I'm assuming this is in relation to my post, if not just ignore me
Pathing really isn't the huge slow down that everyone thinks it. The proof is very simple, stop everything in your fort and set all your dwarves to do refuse hauling. When the entire job list is clear note the fps, then set a number of whatever to be dumped. The number should be closely equal to your current idlers. After just a little bit you should notice a small freeze, that is all of the pathing requests. Not exactly optimal, but continue to watch the fps as the dwarves go to work. It should return to the same number it was when they were all idle, there are no more pathing calculations done unless a traffic jam ensues.
It's not the pathing call itself, but the associated loading of each data member into processor memory to check if you actually need to call pathing I'm talking about bypassing. I'm assuming each frame every creature from all your dwarves, to any visitors (hostile or no), and all critters on your map are loaded up, some data checked for if they need to path, move, etc and then unloaded. If something is caged it reasonably shouldn't need to even be loaded up since it's not able to do anything and loading that takes time.
A good test case for this is to gen a world, copy the save, and load up an embark with just seven dwarves then do the same in the copy at the exact same location (so no terrain difference to affect the numbers) with just seven dwarves and thirty dogs. The second is slower on my system by a measurable margin, -10 fps on my system, just because it takes extra time per frame to check each of those creatures and tossing them immediately into a cage only gives me back 3 fps.
Playing with the gfps tells me something similar is done by the display code too, since dropping the gfps to 1 gives me huge fps increases at the cost of easy visual tracking of what's going on. I keep gfps at 13 explicitly to have a reasonably smooth visual while still having better fps than the default gfps of 50 allows me.
As ZCM noted, using a prioritized queue to determine which objects need updating is massively faster then checking all items.
I fully agree, but that is one of many fairly minor to implement tweaks that would help as were many of the various ideas thrown around in this thread (devek's 48x48 instead of 16x16 as an example).
babble
My rule for when to optomize is always 2 levels. If a class has 2 child classes, or any function has 2 levels of calls above it; then it should be considered a lower level item and should be optomized. I will bend that while writing the particulars, but once a specific algorithm is determined and that lower level item is clearly defined I make sure it is pretty close to optimal before moving on.

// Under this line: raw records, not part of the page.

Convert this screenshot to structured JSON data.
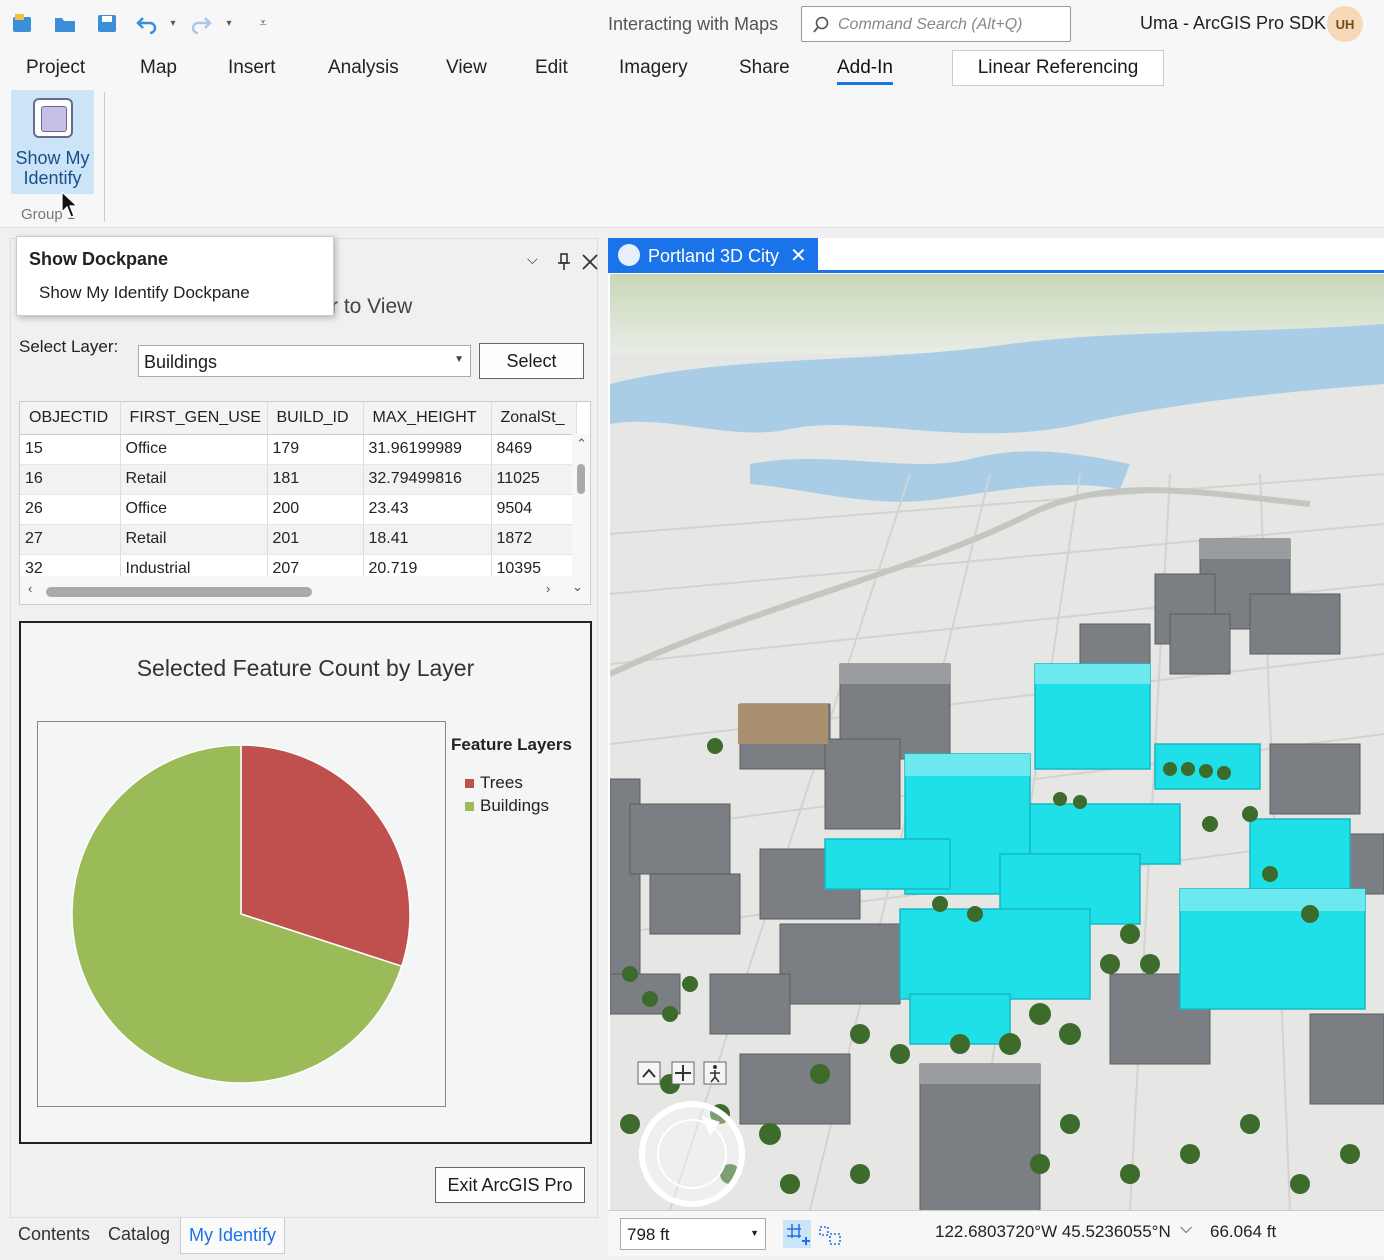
{
  "titlebar": {
    "project_name": "Interacting with Maps",
    "search_placeholder": "Command Search (Alt+Q)",
    "user_name": "Uma - ArcGIS Pro SDK",
    "user_initials": "UH"
  },
  "ribbon": {
    "tabs": [
      "Project",
      "Map",
      "Insert",
      "Analysis",
      "View",
      "Edit",
      "Imagery",
      "Share",
      "Add-In"
    ],
    "active_tab": "Add-In",
    "contextual_tab": "Linear Referencing",
    "show_button_label": "Show My Identify",
    "group_label": "Group 1"
  },
  "tooltip": {
    "title": "Show Dockpane",
    "body": "Show My Identify Dockpane"
  },
  "dockpane": {
    "partial_title": "r to View",
    "select_layer_label": "Select Layer:",
    "layer_value": "Buildings",
    "select_button": "Select",
    "exit_button": "Exit ArcGIS Pro",
    "table": {
      "columns": [
        "OBJECTID",
        "FIRST_GEN_USE",
        "BUILD_ID",
        "MAX_HEIGHT",
        "ZonalSt_"
      ],
      "rows": [
        [
          "15",
          "Office",
          "179",
          "31.96199989",
          "8469"
        ],
        [
          "16",
          "Retail",
          "181",
          "32.79499816",
          "11025"
        ],
        [
          "26",
          "Office",
          "200",
          "23.43",
          "9504"
        ],
        [
          "27",
          "Retail",
          "201",
          "18.41",
          "1872"
        ],
        [
          "32",
          "Industrial",
          "207",
          "20.719",
          "10395"
        ]
      ]
    },
    "chart_title": "Selected Feature Count by Layer",
    "legend_title": "Feature Layers"
  },
  "chart_data": {
    "type": "pie",
    "title": "Selected Feature Count by Layer",
    "legend_title": "Feature Layers",
    "legend_position": "right",
    "slices": [
      {
        "label": "Trees",
        "share": 0.3,
        "color": "#c0504d"
      },
      {
        "label": "Buildings",
        "share": 0.7,
        "color": "#9bbb59"
      }
    ]
  },
  "bottom_tabs": [
    "Contents",
    "Catalog",
    "My Identify"
  ],
  "active_bottom_tab": "My Identify",
  "map": {
    "tab_title": "Portland 3D City",
    "scale": "798 ft",
    "coordinates": "122.6803720°W 45.5236055°N",
    "elevation": "66.064 ft"
  },
  "colors": {
    "accent": "#1a73e8",
    "selected_buildings": "#1fe0e8",
    "ribbon_button_highlight": "#cce4f7"
  }
}
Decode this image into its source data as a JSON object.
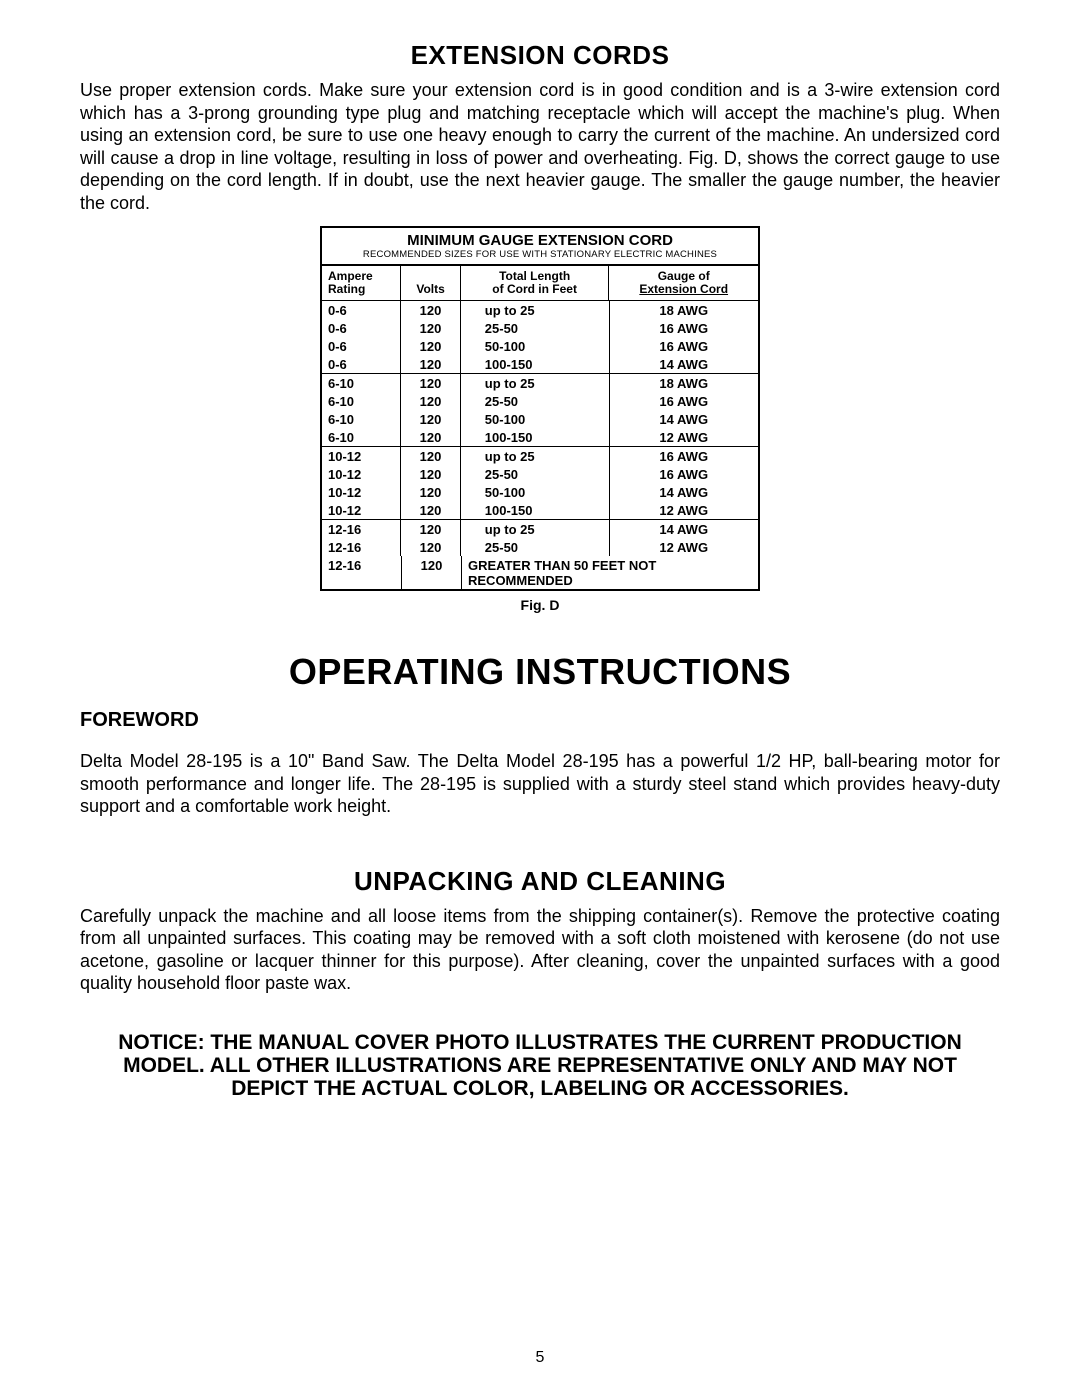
{
  "extension": {
    "heading": "EXTENSION CORDS",
    "body": "Use proper extension cords. Make sure your extension cord is in good condition and is a 3-wire extension cord which has a 3-prong grounding type plug and matching receptacle which will accept the machine's plug. When using an extension cord, be sure to use one heavy enough to carry the current of the machine. An undersized cord will cause a drop in line voltage, resulting in loss of power and overheating. Fig. D, shows the correct gauge to use depending on the cord length. If in doubt, use the next heavier gauge. The smaller the gauge number, the heavier the cord."
  },
  "table": {
    "title": "MINIMUM GAUGE EXTENSION CORD",
    "subtitle": "RECOMMENDED SIZES FOR USE WITH STATIONARY ELECTRIC MACHINES",
    "headers": {
      "ampere1": "Ampere",
      "ampere2": "Rating",
      "volts": "Volts",
      "length1": "Total Length",
      "length2": "of Cord in Feet",
      "gauge1": "Gauge of",
      "gauge2": "Extension Cord"
    },
    "groups": [
      {
        "rows": [
          {
            "a": "0-6",
            "v": "120",
            "l": "up to 25",
            "g": "18 AWG"
          },
          {
            "a": "0-6",
            "v": "120",
            "l": "25-50",
            "g": "16 AWG"
          },
          {
            "a": "0-6",
            "v": "120",
            "l": "50-100",
            "g": "16 AWG"
          },
          {
            "a": "0-6",
            "v": "120",
            "l": "100-150",
            "g": "14 AWG"
          }
        ]
      },
      {
        "rows": [
          {
            "a": "6-10",
            "v": "120",
            "l": "up to 25",
            "g": "18 AWG"
          },
          {
            "a": "6-10",
            "v": "120",
            "l": "25-50",
            "g": "16 AWG"
          },
          {
            "a": "6-10",
            "v": "120",
            "l": "50-100",
            "g": "14 AWG"
          },
          {
            "a": "6-10",
            "v": "120",
            "l": "100-150",
            "g": "12 AWG"
          }
        ]
      },
      {
        "rows": [
          {
            "a": "10-12",
            "v": "120",
            "l": "up to 25",
            "g": "16 AWG"
          },
          {
            "a": "10-12",
            "v": "120",
            "l": "25-50",
            "g": "16 AWG"
          },
          {
            "a": "10-12",
            "v": "120",
            "l": "50-100",
            "g": "14 AWG"
          },
          {
            "a": "10-12",
            "v": "120",
            "l": "100-150",
            "g": "12 AWG"
          }
        ]
      },
      {
        "rows": [
          {
            "a": "12-16",
            "v": "120",
            "l": "up to 25",
            "g": "14 AWG"
          },
          {
            "a": "12-16",
            "v": "120",
            "l": "25-50",
            "g": "12 AWG"
          }
        ],
        "note_row": {
          "a": "12-16",
          "v": "120",
          "note": "GREATER THAN 50 FEET NOT RECOMMENDED"
        }
      }
    ],
    "fig": "Fig. D"
  },
  "operating": {
    "heading": "OPERATING INSTRUCTIONS",
    "foreword_label": "FOREWORD",
    "foreword_body": "Delta Model 28-195 is a 10\" Band Saw. The Delta Model 28-195 has a powerful 1/2 HP, ball-bearing motor for smooth performance and longer life. The 28-195 is supplied with a sturdy steel stand which provides heavy-duty support and a comfortable work height."
  },
  "unpacking": {
    "heading": "UNPACKING AND CLEANING",
    "body": "Carefully unpack the machine and all loose items from the shipping container(s). Remove the protective coating from all unpainted surfaces. This coating may be removed with a soft cloth moistened with kerosene (do not use acetone, gasoline or lacquer thinner for this purpose). After cleaning, cover the unpainted surfaces with a good quality household floor paste wax."
  },
  "notice": "NOTICE: THE MANUAL COVER PHOTO ILLUSTRATES THE CURRENT PRODUCTION MODEL. ALL OTHER ILLUSTRATIONS ARE REPRESENTATIVE ONLY AND MAY NOT DEPICT THE ACTUAL COLOR, LABELING OR ACCESSORIES.",
  "page_number": "5"
}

For something the size of DF waiting until the other 69% of the features are written to do optomizations would be idiotic. It would also make the game nearly unplayable as well. Consider if you will, that in 8 years 31% of the game has been written. Toady is writing it faster then when he started, but it will likely be at least another 5 years until 100%. If some good easy optomizations are found, tried, and learned now; then Toady is only undoing the mistakes in the first 31% of the game, instead of having to fix the same mistake 3 times as often.
My experience says it is always easier and less expensive to do something right the first time, than it is to do it, take it apart, and do it again. This is one of the few things that seems to be true for all fields of human endeavor and study.
That right there is a big issue, tying closely into G-Flex' immediately preceding post. It was made obvious by the September 2008 to April 2010 dev cycle from 0.28.* to 0.31.* with the stuff that was rewritten and now works in a very different way (largely combat related) that Toady wasn't really working from a perspective of working out how something should work then implementing that from the start so much as "kludge now and fix it when I have to". The later, while a valid method, isn't a good way to work on a project of this game's massive scope because you then have to later change all sorts of very early code that may or may not any longer have valid comments. That said, that is a methodology common to many until they get to doing a really big, complex project that ultimately shows them it's very small working limits. The real elephant here, much as it may upset the end user to contemplate, is that the longer the project goes without optimization, the more and more newly implemented systems rely on the old code and the harder optimization is without breaking several other things that rely on the old implementation's workings later.